May 4, 2002
So, was I unduly harsh
So, was I unduly harsh yesterday in my impatience over Asian students' outrage about the Abercrombie & Fitch t-shirts? I don't think so. I don't doubt that the pain the protesters feel is real. I don't doubt that they really believe lasting, terrible damage is being done by the stereotypical images A&F slapped on their $25 shirts. I don't doubt their fear that the shirts will harm the self-esteem of Asian Americans and also send the message that racial stereotyping is hip and cool. And I don't doubt their fear that the images themselves bespeak a latent--or not so latent--racism in American culture, an ugly intolerant streak that is all-too reminiscent of xenophobic days gone by.
But just because their pain is real does not make it legitimate in the ways they want it to be. Personal anguish does not itself prove the existence of a wrong. Nor can it justify either the sort of censorship or the sort of reparation the protesters are demanding. These are controversial opinions in an era when feelings are being given the kind of credibility they currently enjoy, and when the bearers of institutionally inflicted wounds (women, gays and lesbians, people of color) have so much social power. But I stand by them. To privilege feelings as we have been doing is to consent to the utter degradation of our public and private lives. To teach students to privilege hurt feelings over knowledge, or reason, or tolerance, or broader purpose--as we are increasingly doing in the name of diversity--is to blaspheme the very idea of education.
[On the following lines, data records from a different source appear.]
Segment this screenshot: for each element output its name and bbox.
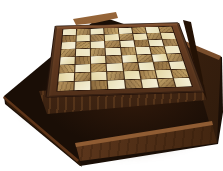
board-square [152,54,168,62]
board-square [75,81,91,90]
board-square [119,34,133,41]
board-square [91,28,104,34]
board-square [108,80,124,89]
board-square [118,28,132,34]
board-square [76,49,90,56]
board-square [124,71,140,80]
board-square [132,27,146,33]
board-square [153,62,170,70]
board-square [91,64,106,72]
board-square [75,72,90,81]
board-square [76,42,90,49]
board-square [133,34,147,41]
photo-canvas [0,0,223,171]
board-square [163,39,178,46]
chess-board [56,26,193,92]
board-square [169,61,186,69]
board-square [105,41,119,48]
board-square [76,56,91,64]
board-square [58,73,74,82]
board-square [165,46,181,53]
chessboard-lid [45,22,205,97]
board-square [104,28,117,34]
board-square [167,53,183,61]
board-square [134,40,149,47]
board-square [91,56,106,64]
board-square [92,81,108,90]
board-square [105,34,119,41]
board-square [61,42,75,49]
board-square [107,63,122,71]
board-square [122,55,137,63]
board-square [75,64,90,72]
board-square [106,55,121,63]
board-square [77,35,90,42]
board-square [91,48,105,55]
board-square [138,62,154,70]
board-square [157,78,175,87]
board-square [121,47,136,54]
board-square [161,33,176,39]
board-square [174,78,192,87]
board-square [139,70,156,79]
board-square [137,54,153,62]
board-square [59,65,74,73]
board-square [159,26,174,32]
board-square [141,79,158,88]
board-square [125,79,142,88]
board-square [148,40,163,47]
board-square [91,35,105,42]
board-square [77,29,90,35]
board-square [155,70,172,79]
board-square [145,27,159,33]
board-square [57,82,73,91]
board-square [61,49,76,56]
board-square [62,35,76,42]
board-square [135,47,150,54]
board-square [122,63,138,71]
board-square [108,71,124,80]
board-square [63,29,76,35]
board-square [91,72,107,81]
board-square [147,33,162,40]
board-square [120,41,134,48]
board-square [171,69,188,78]
board-square [150,47,166,54]
board-square [91,41,105,48]
board-square [60,57,75,65]
board-square [106,48,121,55]
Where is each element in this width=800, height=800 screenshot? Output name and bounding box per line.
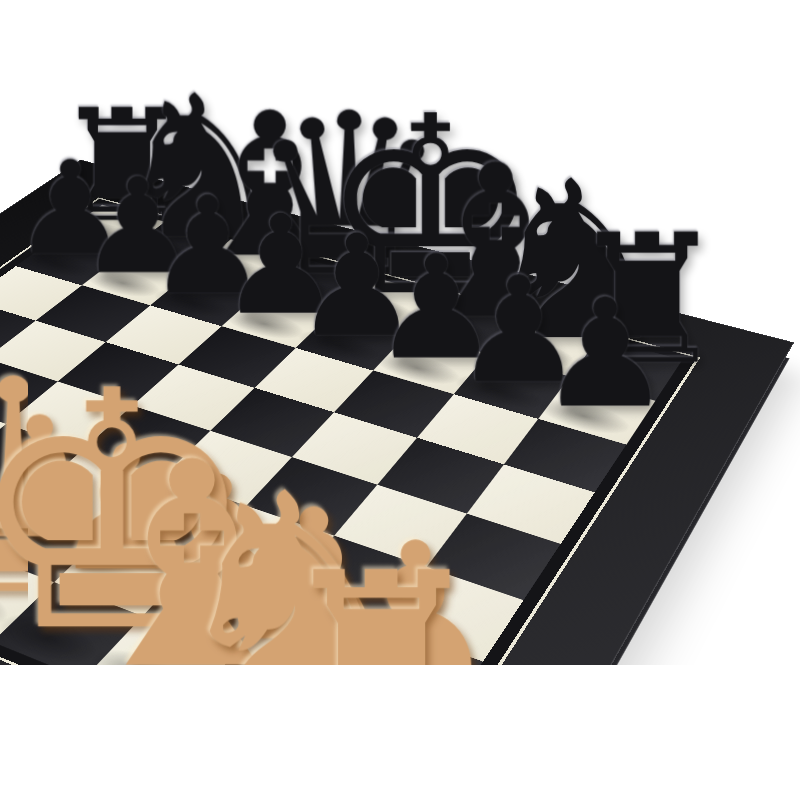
square-g6: [417, 394, 538, 464]
chess-set-photo: ♜♞♝♛♚♝♞♜♟♟♟♟♟♟♟♟♟♟♟♟♟♟♟♟♜♞♝♛♚♝♞♜: [0, 0, 800, 665]
piece-black-rook: ♜: [567, 211, 656, 389]
piece-black-pawn: ♟: [12, 144, 91, 273]
board-playing-area: ♜♞♝♛♚♝♞♜♟♟♟♟♟♟♟♟♟♟♟♟♟♟♟♟♜♞♝♛♚♝♞♜: [0, 197, 700, 665]
scene: ♜♞♝♛♚♝♞♜♟♟♟♟♟♟♟♟♟♟♟♟♟♟♟♟♜♞♝♛♚♝♞♜: [0, 0, 800, 665]
square-f4: [246, 457, 377, 536]
page: { "game": "chess", "position": "rnbqkbnr…: [0, 0, 800, 800]
board-grid: ♜♞♝♛♚♝♞♜♟♟♟♟♟♟♟♟♟♟♟♟♟♟♟♟♜♞♝♛♚♝♞♜: [0, 205, 682, 665]
square-c3: [0, 424, 83, 498]
chess-board: ♜♞♝♛♚♝♞♜♟♟♟♟♟♟♟♟♟♟♟♟♟♟♟♟♜♞♝♛♚♝♞♜: [0, 160, 794, 665]
piece-black-rook: ♜: [53, 89, 130, 244]
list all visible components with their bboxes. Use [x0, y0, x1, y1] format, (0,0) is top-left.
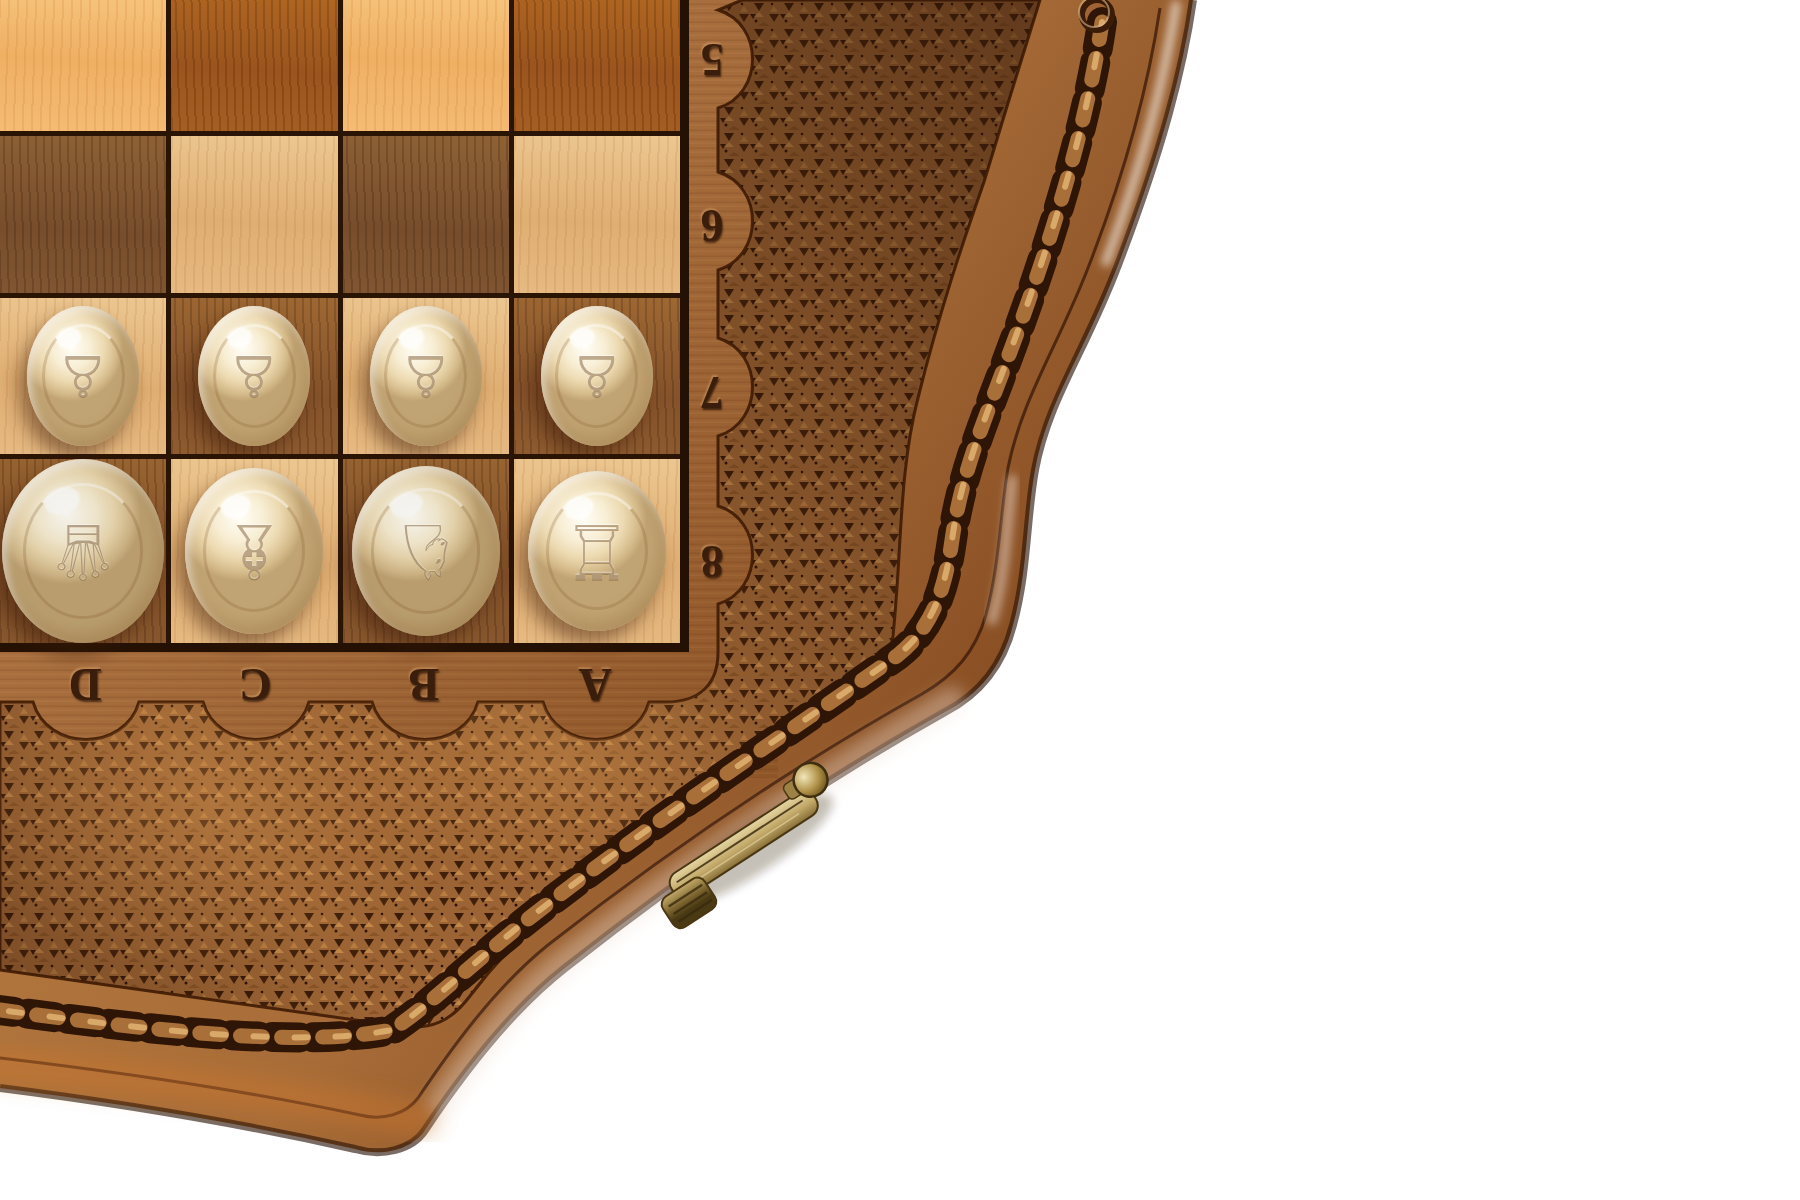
rank-label-8: 8 — [684, 533, 740, 589]
square-d7[interactable]: ♙ — [0, 298, 166, 454]
file-label-b: B — [396, 656, 452, 712]
white-rook-glyph: ♖ — [563, 513, 631, 589]
piece-white-pawn-b7[interactable]: ♙ — [370, 306, 482, 446]
square-b8[interactable]: ♘ — [343, 459, 509, 643]
square-b5[interactable] — [343, 0, 509, 131]
square-b6[interactable] — [343, 136, 509, 292]
square-a5[interactable] — [514, 0, 680, 131]
square-a6[interactable] — [514, 136, 680, 292]
photo-canvas: ♙♙♙♙♕♗♘♖ 5 6 7 8 D C B A — [0, 0, 1800, 1200]
rank-label-7: 7 — [684, 364, 740, 420]
white-pawn-glyph: ♙ — [228, 347, 280, 405]
piece-white-queen-d8[interactable]: ♕ — [2, 459, 164, 643]
white-queen-glyph: ♕ — [49, 513, 117, 589]
piece-white-knight-b8[interactable]: ♘ — [352, 466, 500, 636]
square-c8[interactable]: ♗ — [171, 459, 337, 643]
square-d6[interactable] — [0, 136, 166, 292]
square-b7[interactable]: ♙ — [343, 298, 509, 454]
white-pawn-glyph: ♙ — [57, 347, 109, 405]
white-pawn-glyph: ♙ — [571, 347, 623, 405]
file-label-c: C — [227, 656, 283, 712]
square-a7[interactable]: ♙ — [514, 298, 680, 454]
square-d8[interactable]: ♕ — [0, 459, 166, 643]
square-c7[interactable]: ♙ — [171, 298, 337, 454]
piece-white-pawn-c7[interactable]: ♙ — [198, 306, 310, 446]
square-c5[interactable] — [171, 0, 337, 131]
file-label-a: A — [567, 656, 623, 712]
square-c6[interactable] — [171, 136, 337, 292]
rank-label-5: 5 — [684, 31, 740, 87]
chess-board: ♙♙♙♙♕♗♘♖ — [0, 0, 689, 652]
white-bishop-glyph: ♗ — [220, 513, 288, 589]
file-label-d: D — [57, 656, 113, 712]
square-d5[interactable] — [0, 0, 166, 131]
square-a8[interactable]: ♖ — [514, 459, 680, 643]
piece-white-pawn-d7[interactable]: ♙ — [27, 306, 139, 446]
piece-white-pawn-a7[interactable]: ♙ — [541, 306, 653, 446]
piece-white-bishop-c8[interactable]: ♗ — [185, 468, 323, 634]
white-knight-glyph: ♘ — [392, 513, 460, 589]
piece-white-rook-a8[interactable]: ♖ — [528, 471, 666, 631]
white-pawn-glyph: ♙ — [400, 347, 452, 405]
rank-label-6: 6 — [684, 197, 740, 253]
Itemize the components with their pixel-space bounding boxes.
In such campus-centered phenomena as speech codes and sensitivity training and boilerplate multicultural curricula, we are watching the profound anti-intellectualism that accompanies the cultivation of mass woundedness, and we are reaping the results. Instead of showing tolerance, these students demanded censorship. Worse, they smelled profit. A&F may be a "racist" company, but its money is apparently not sullied by its "racist" marketing practices or its checkered colonialist past (A&F were originally producers of safari gear). So a moral shakedown accompanies the demand that A&F be boycotted: A&F must now demonstrate its "commitment to diversity" in stacks of pretty green dollars. That we are capable, as a culture, of using our moral wounds as extortionate levers, that we are not only willing to be bought off, but demand to be bought off, should tell us something about ourselves. It should tell us just how damaging our emerging culture of injured one-up-manship has become. And it should make us ask what in God's name is happening on American campuses that instead of producing capable, qualified citizens, universities are becoming ever more efficient at transforming young adults into walking emotional wrecks who are utterly incapable of understanding, or even coping with, the world. Face it: if you can't handle an off-color T-shirt, what can you handle?
A case in point: the multiple meltdowns Harvard law students have had this year about the alleged racial insensitivity of their classmates and their professors. These students are supposedly the creme de la creme. They represent the nation's finest college graduates, and will become some of the most influential and powerful lawyers, judges, and law professors in the land. And yet they can't hear the "n" word without decompensating. So mortally bludgeoned are they by one professor's completely legitimate, if awkwardly phrased, comment that "feminists, Marxists, and the blacks" have done nothing to advance tort law that they can't physically attend his lectures for fear of further psychic injury (in fact, critical race theorists and feminist legal theorists such as Catharine MacKinnon have completely screwed tort law by eroding the crucial distinction between words and acts). Another law prof upset students so much that he has simply been removed from the classroom. The administration has promised to hold faculty workshops on diversity this summer (Blue Eyed, anyone?), and may even bless Harvard with a racial harassment policy.
How will these fragile young legal souls handle the gritty reality of professional life after law school? Will they sue disrespectful clients for harassment? Will they demand "time-outs" in court when they get ruffled by opposing counsel or hostile witnesses? Will they show no commitment whatever to the laws they are bound to uphold, and devote themselves instead to banning, censoring, and sanctioning everything and everyone that give them a bit of a twinge? These are neither idle nor paranoid questions. We should all be asking them. We should all be watching the anti-intellectual, hystericizing effects of universities' "commitment to diversity." And we should be extolling the virtues of thick skin, reasoned debate, and a sense of social purpose that does not get its energy from our narcissistic need to feed and feed and feed our ever so pleasurable, profitable pain.